Just as the Alliance has evolved and expanded since Eisenhower’s day, so too has the Atlantic Council. From our founding mandate to cultivate closer ties between the United States and its European allies, we have grown in ambition and scope to cover the whole world—with field-leading research, analysis, and convenings on Asia, South Asia, Africa, the Middle East, and Latin America, and with exemplary subject-matter expertise on energy, economics, security, technology, climate resilience, and many more issues.
That full breadth of expertise will be on display in September with our programming throughout United Nations General Assembly week in New York, particularly our Global Citizen Awards.

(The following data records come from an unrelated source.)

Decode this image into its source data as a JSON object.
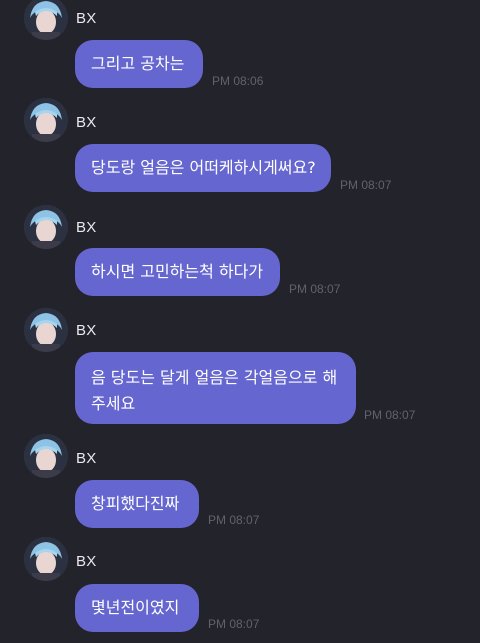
{
  "colors": {
    "background": "#23232b",
    "bubble": "#6566d0",
    "bubble_text": "#ffffff",
    "sender_text": "#e8e8ee",
    "time_text": "#62626c"
  },
  "icons": {
    "avatar": "avatar-icon"
  },
  "messages": [
    {
      "sender": "BX",
      "text": "그리고 공차는",
      "time": "PM 08:06"
    },
    {
      "sender": "BX",
      "text": "당도랑 얼음은 어떠케하시게써요?",
      "time": "PM 08:07"
    },
    {
      "sender": "BX",
      "text": "하시면 고민하는척 하다가",
      "time": "PM 08:07"
    },
    {
      "sender": "BX",
      "text": "음 당도는 달게 얼음은 각얼음으로 해 주세요",
      "time": "PM 08:07"
    },
    {
      "sender": "BX",
      "text": "창피했다진짜",
      "time": "PM 08:07"
    },
    {
      "sender": "BX",
      "text": "몇년전이였지",
      "time": "PM 08:07"
    }
  ]
}
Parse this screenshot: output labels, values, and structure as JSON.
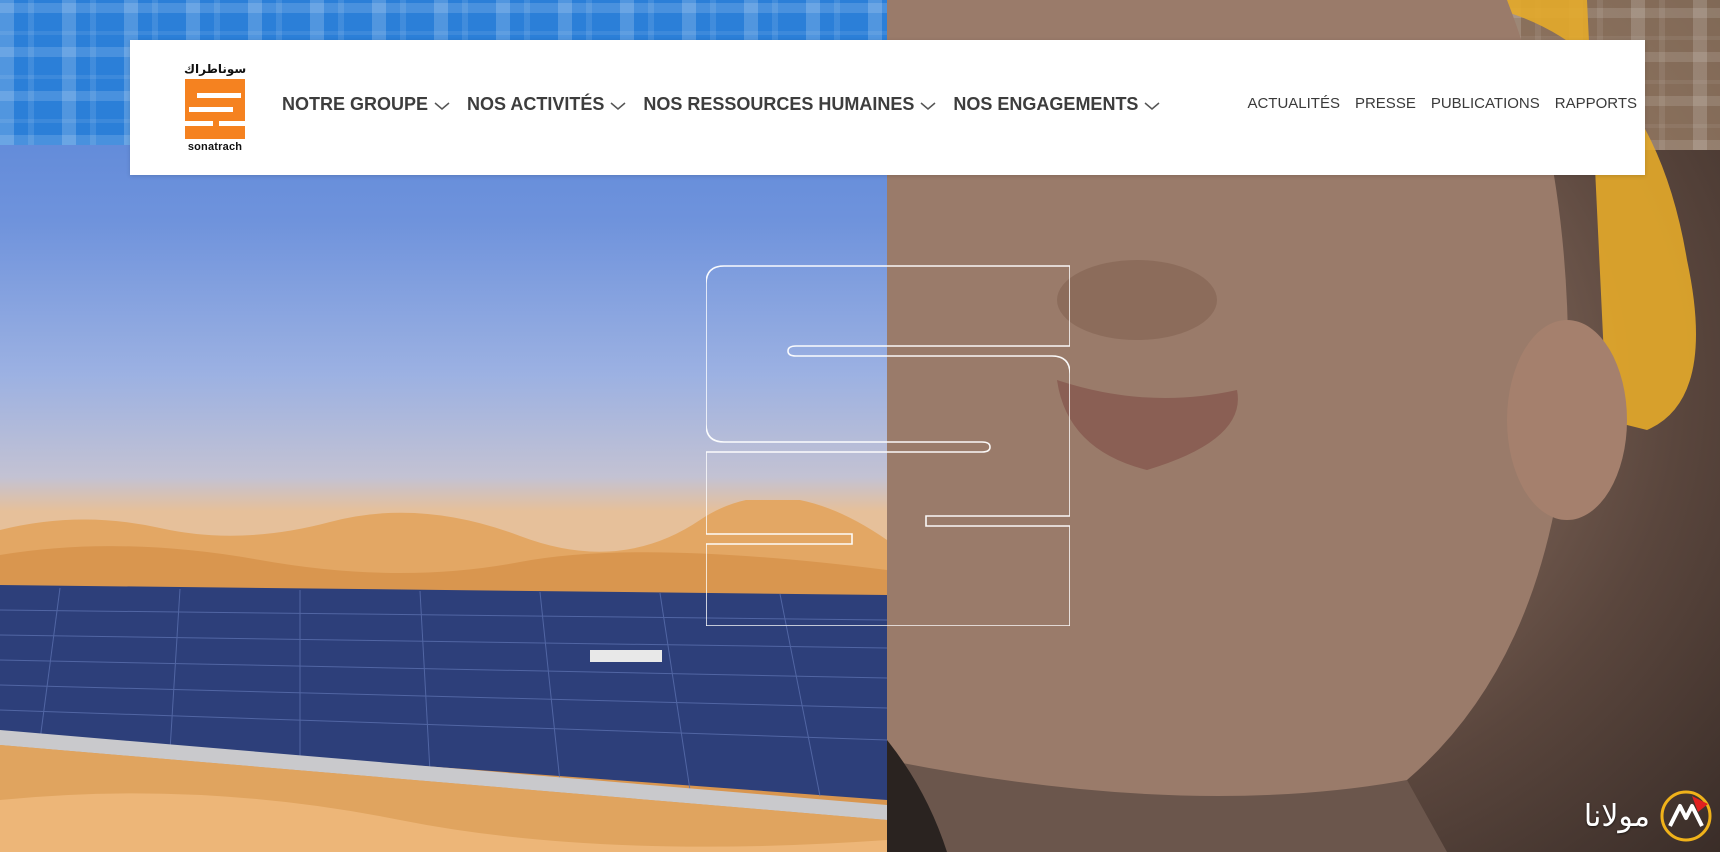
{
  "brand": {
    "name_arabic": "سوناطراك",
    "wordmark": "sonatrach",
    "accent_color": "#f58220"
  },
  "main_nav": [
    {
      "label": "NOTRE GROUPE",
      "icon": "chevron-down-icon"
    },
    {
      "label": "NOS ACTIVITÉS",
      "icon": "chevron-down-icon"
    },
    {
      "label": "NOS RESSOURCES HUMAINES",
      "icon": "chevron-down-icon"
    },
    {
      "label": "NOS ENGAGEMENTS",
      "icon": "chevron-down-icon"
    }
  ],
  "secondary_nav": [
    {
      "label": "ACTUALITÉS"
    },
    {
      "label": "PRESSE"
    },
    {
      "label": "PUBLICATIONS"
    },
    {
      "label": "RAPPORTS"
    }
  ],
  "hero": {
    "left_image": "solar-farm-in-desert",
    "right_image": "worker-face-with-hard-hat",
    "overlay_icon": "sonatrach-s-outline-icon"
  },
  "watermark": {
    "text": "مولانا",
    "icon": "mawlana-logo-icon"
  }
}
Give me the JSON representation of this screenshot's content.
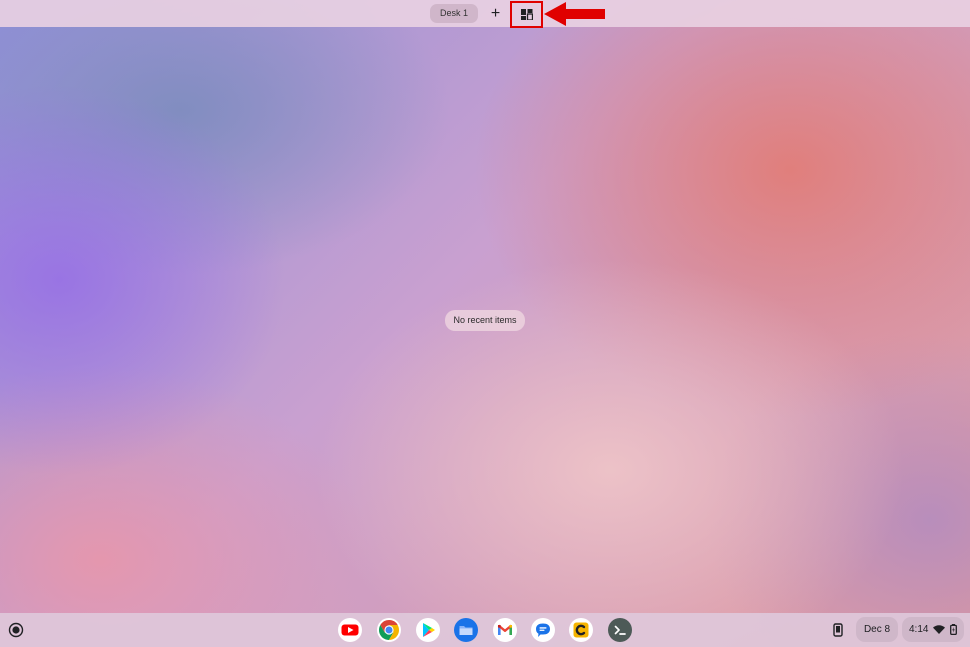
{
  "desk_bar": {
    "desk_name": "Desk 1",
    "new_desk_icon": "+",
    "templates_icon": "desk-templates-icon"
  },
  "main": {
    "empty_message": "No recent items"
  },
  "shelf": {
    "apps": [
      {
        "name": "YouTube",
        "icon": "youtube-icon"
      },
      {
        "name": "Chrome",
        "icon": "chrome-icon"
      },
      {
        "name": "Play Store",
        "icon": "play-store-icon"
      },
      {
        "name": "Files",
        "icon": "files-icon"
      },
      {
        "name": "Gmail",
        "icon": "gmail-icon"
      },
      {
        "name": "Messages",
        "icon": "messages-icon"
      },
      {
        "name": "Caret",
        "icon": "caret-icon"
      },
      {
        "name": "Terminal",
        "icon": "terminal-icon"
      }
    ],
    "tray": {
      "date": "Dec 8",
      "time": "4:14"
    }
  },
  "colors": {
    "highlight": "#e00000",
    "arrow": "#e00000"
  }
}
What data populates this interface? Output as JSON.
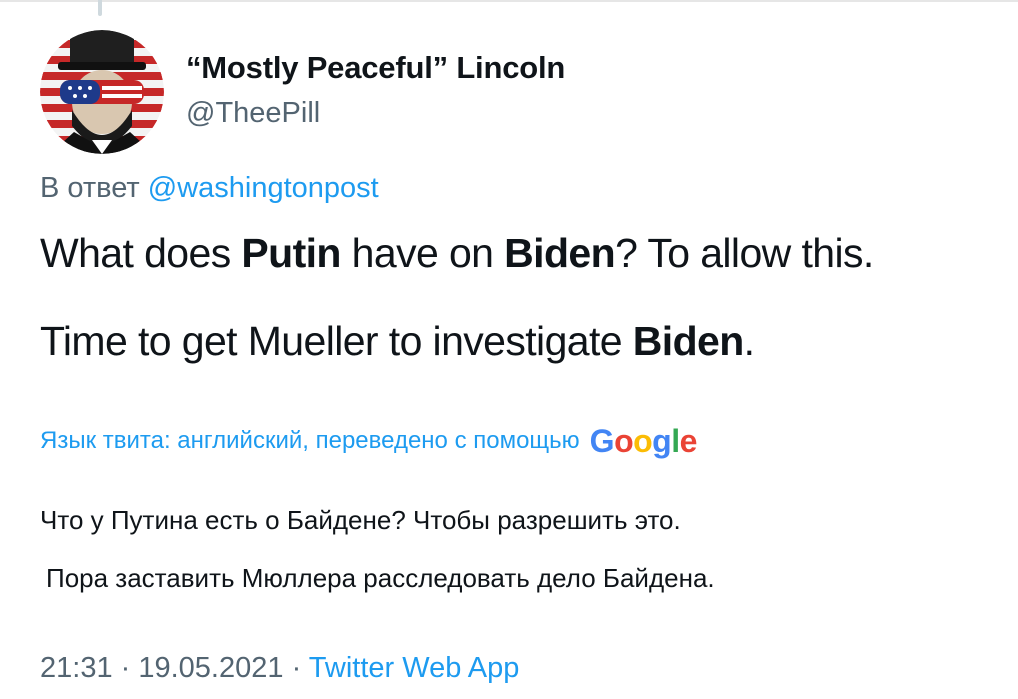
{
  "author": {
    "display_name": "“Mostly Peaceful” Lincoln",
    "handle": "@TheePill",
    "avatar_icon": "lincoln-flag-avatar-icon"
  },
  "reply": {
    "prefix": "В ответ",
    "mention": "@washingtonpost"
  },
  "tweet": {
    "line1": {
      "part1": "What does ",
      "bold1": "Putin",
      "part2": " have on ",
      "bold2": "Biden",
      "part3": "? To allow this."
    },
    "line2": {
      "part1": "Time to get Mueller to investigate ",
      "bold1": "Biden",
      "part2": "."
    }
  },
  "translation": {
    "note": "Язык твита: английский, переведено с помощью",
    "provider_letters": [
      "G",
      "o",
      "o",
      "g",
      "l",
      "e"
    ],
    "line1": "Что у Путина есть о Байдене? Чтобы разрешить это.",
    "line2": "Пора заставить Мюллера расследовать дело Байдена."
  },
  "meta": {
    "time": "21:31",
    "sep1": " · ",
    "date": "19.05.2021",
    "sep2": " · ",
    "source": "Twitter Web App"
  },
  "colors": {
    "link": "#1d9bf0",
    "secondary_text": "#536471",
    "primary_text": "#0f1419"
  }
}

Last year we honored Ukrainian President Volodymyr Zelenskyy, German Chancellor Olaf Scholz, Japanese Prime Minister Fumio Kishida, and US Treasury Secretary Janet Yellen. We expect a similarly impressive slate of global leaders this year.
“History does not long entrust the care of freedom to the weak or the timid,” Eisenhower said at his first presidential inauguration in January 1953. For leaders such as Cavoli and those across the NATO Alliance, these words have never been more true. They also resonate for the Atlantic Council, where we always seek to be bold and relevant as we work to shape the global future together with allies and partners. We hope you will join us throughout this year as we seek to inform policymakers and the public, and advocate for shared approaches to address the world’s most complex challenges.